Exercise: Predicting genes using Prodigal

Mette Voldby Larsen (metteb@cbs.dtu.dk)


To know the sequence of the bases in a genome is all very nice, but on its own, it doesn't provide a lot of information about the properties of the organism harboring the genome. For this, identification of genes and the proteins they encode is needed.

Rasmus Wernerson from CBS, DTU, has developed VirtualRibosome . It is a tool for translating DNA sequences to the corresponding peptide sequence, including an integrated Open Reading Frame (ORF) finder. The tool outputs, however, only the longest ORF, and is as such not optimal for our purpose. We have an entire genome and expect to find many biologically relevant ORFs.

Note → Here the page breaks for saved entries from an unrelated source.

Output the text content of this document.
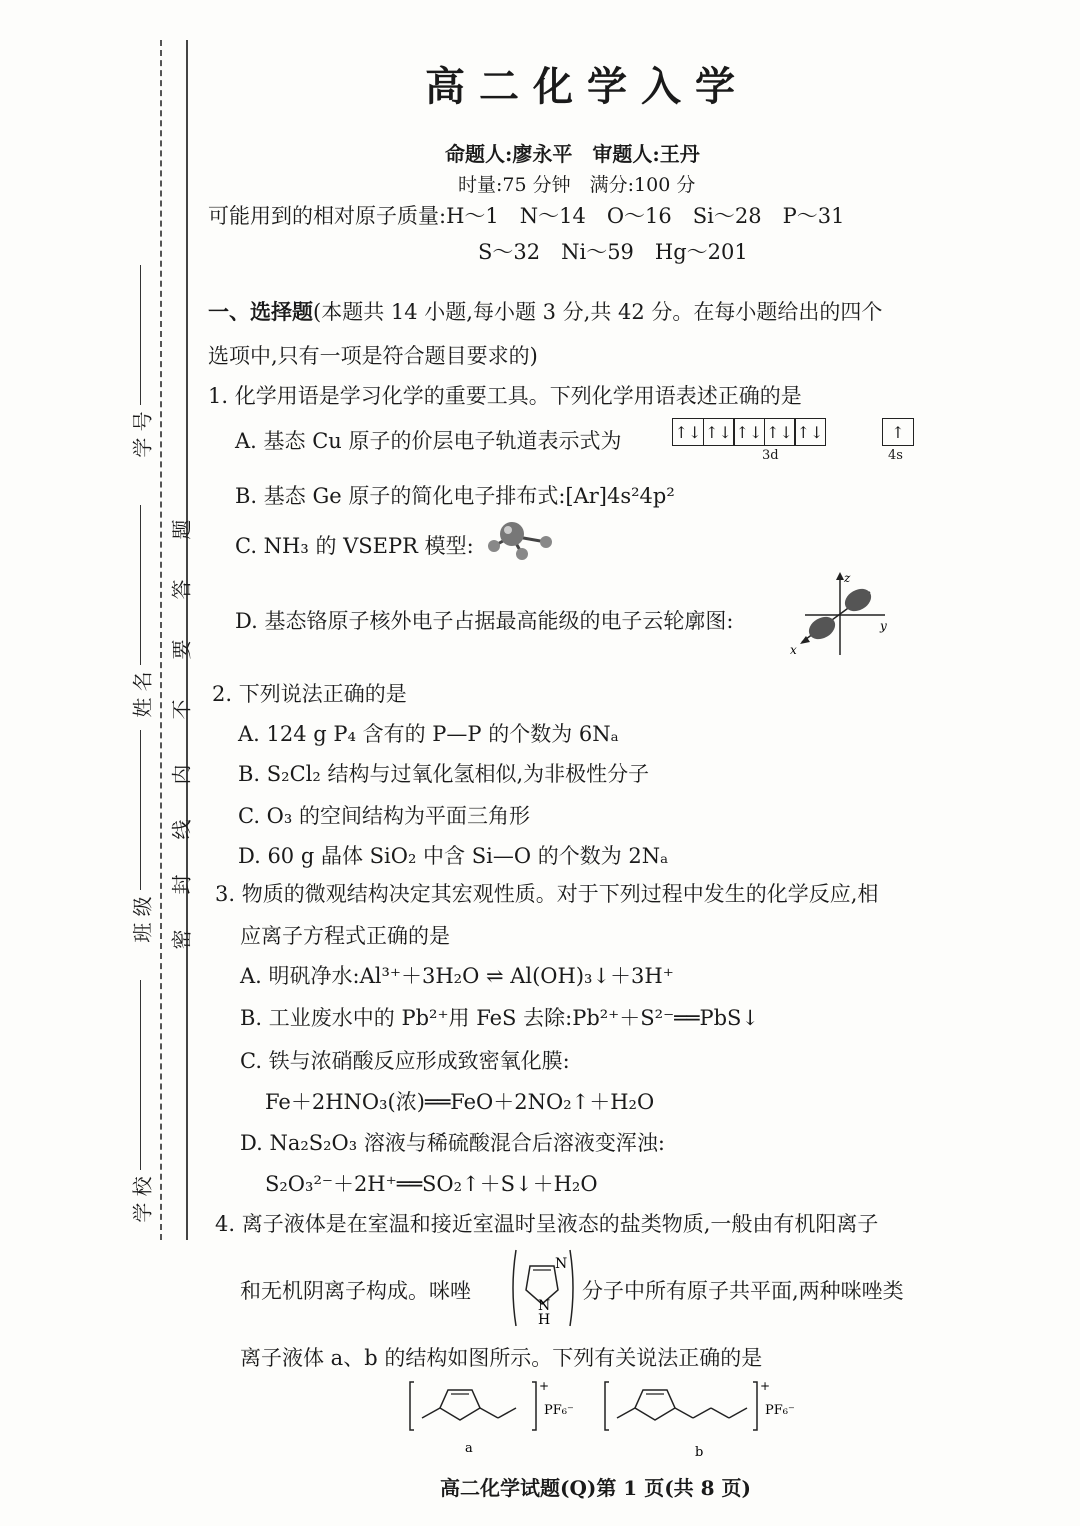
学 号
姓 名
班 级
学 校
密
封
线
内
不
要
答
题
高二化学入学
命题人:廖永平　审题人:王丹
时量:75 分钟　满分:100 分
可能用到的相对原子质量:H～1　N～14　O～16　Si～28　P～31
S～32　Ni～59　Hg～201
一、选择题(本题共 14 小题,每小题 3 分,共 42 分。在每小题给出的四个
选项中,只有一项是符合题目要求的)
1. 化学用语是学习化学的重要工具。下列化学用语表述正确的是
A. 基态 Cu 原子的价层电子轨道表示式为	↑↓ ↑↓ ↑↓ ↑↓ ↑↓
3d
↑
4s
B. 基态 Ge 原子的简化电子排布式:[Ar]4s²4p²
C. NH₃ 的 VSEPR 模型:
D. 基态铬原子核外电子占据最高能级的电子云轮廓图:
z
y
x
2. 下列说法正确的是
A. 124 g P₄ 含有的 P—P 的个数为 6Nₐ
B. S₂Cl₂ 结构与过氧化氢相似,为非极性分子
C. O₃ 的空间结构为平面三角形
D. 60 g 晶体 SiO₂ 中含 Si—O 的个数为 2Nₐ
3. 物质的微观结构决定其宏观性质。对于下列过程中发生的化学反应,相
应离子方程式正确的是
A. 明矾净水:Al³⁺＋3H₂O ⇌ Al(OH)₃↓＋3H⁺
B. 工业废水中的 Pb²⁺用 FeS 去除:Pb²⁺＋S²⁻══PbS↓
C. 铁与浓硝酸反应形成致密氧化膜:
Fe＋2HNO₃(浓)══FeO＋2NO₂↑＋H₂O
D. Na₂S₂O₃ 溶液与稀硫酸混合后溶液变浑浊:
S₂O₃²⁻＋2H⁺══SO₂↑＋S↓＋H₂O
4. 离子液体是在室温和接近室温时呈液态的盐类物质,一般由有机阳离子
和无机阴离子构成。咪唑
N
N
H
分子中所有原子共平面,两种咪唑类
离子液体 a、b 的结构如图所示。下列有关说法正确的是
+
PF₆⁻
a
+
PF₆⁻
b
高二化学试题(Q)第 1 页(共 8 页)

Instead, Salvatore Cosentino, CBS, DTU has set up a webservice running Prodigal. Prodigal was developed in 2010, by Doug Hyatt et al. from Oak Ridge National Laboratory, USA, and is available as open source code. It is considered to be state-of-the-art for predicting prokaryotic genes.

If you'd like, you can read more about Prodigal here: Research paper describing Prodigal.

Now, go to the Prodigal service and use it for predicting proteins in the file with the assembled draft genome that you generated during the exercise Assembling NGS data.

When Prodigal has finished (be patient), download the file containing the predicted proteins.

Have a look at the content in a text editor.

  • How many proteins did Prodigal predict? Is this a reasonable number? (Hint: Reseach paper comparing E. coli genomes).